Common Follow-Up Questions Kids Ask

After discussing interest, your child might also ask:

What is compound interest?

Compound interest means you earn interest not just on your original money, but also on the interest you've already earned. So your money grows faster and faster over time. For example, $100 at 10% interest earns $10 the first year (giving you $110), then $11 the second year (because 10% of $110 is $11), and so on. It's what makes saving early so powerful.

Why do banks pay you interest on savings?

Banks pay you interest because they use your deposited money to make loans to other people and businesses, charging those borrowers a higher interest rate. The interest they pay you is basically your share of the profit for letting them use your money. It's a win-win: you earn extra money, and the bank earns even more.

What is a good interest rate for savings?

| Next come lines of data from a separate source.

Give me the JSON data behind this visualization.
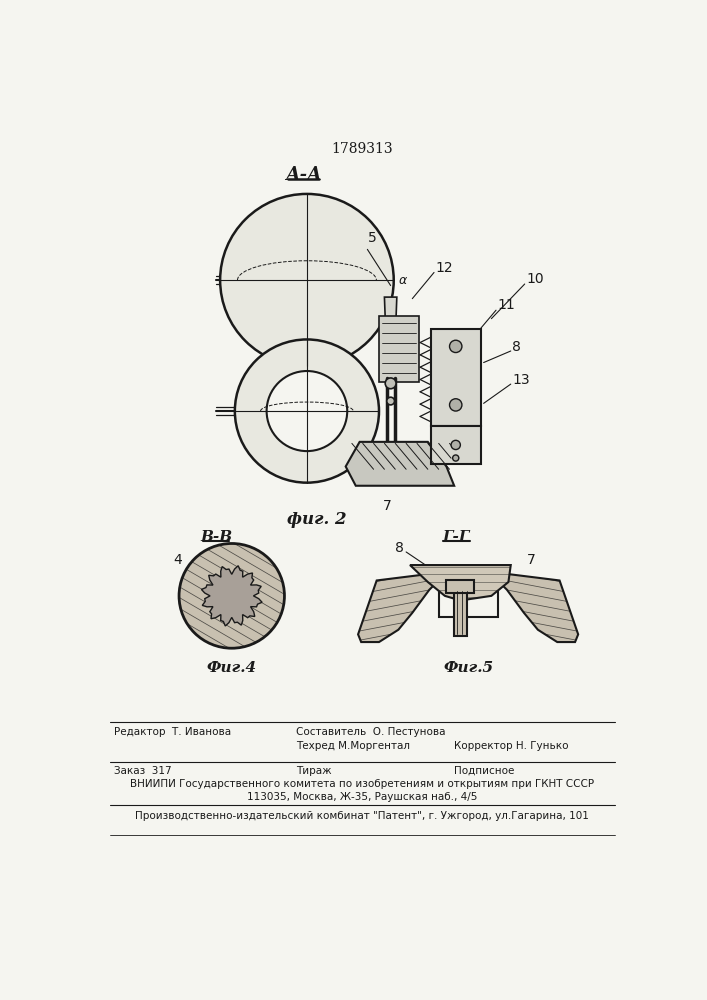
{
  "patent_number": "1789313",
  "background_color": "#f5f5f0",
  "line_color": "#1a1a1a",
  "fig2_caption": "фиг. 2",
  "fig4_label": "В-В",
  "fig4_caption": "Фиг.4",
  "fig5_label": "Г-Г",
  "fig5_caption": "Фиг.5",
  "footer_editor": "Редактор  Т. Иванова",
  "footer_comp": "Составитель  О. Пестунова",
  "footer_tech": "Техред М.Моргентал",
  "footer_corr": "Корректор Н. Гунько",
  "footer_order": "Заказ  317",
  "footer_circ": "Тираж",
  "footer_sub": "Подписное",
  "footer_vniip1": "ВНИИПИ Государственного комитета по изобретениям и открытиям при ГКНТ СССР",
  "footer_vniip2": "113035, Москва, Ж-35, Раушская наб., 4/5",
  "footer_patent": "Производственно-издательский комбинат \"Патент\", г. Ужгород, ул.Гагарина, 101"
}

Interest rates change over time based on the economy. A typical savings account might offer 0.5% to 5% depending on the economic climate. High-yield savings accounts and certificates of deposit (CDs) often pay more. The key is to find the best rate available and let compound interest do its work over time.

Why are credit card interest rates so high?

Credit card interest rates are high (often 18-25%) because credit card debt is unsecured, meaning there's nothing backing it up. With a car loan, the bank can take your car if you don't pay. With a mortgage, they can take your house. With a credit card, there's no collateral, so the bank charges more to cover the risk of people not paying.

How does interest affect my life as a kid?

If you have a savings account, you're already earning interest — your money is growing little by little. The earlier you start saving, the more time compound interest has to work its magic. Even saving small amounts now can add up to a lot by the time you're an adult. It's one of the best money habits you can start young.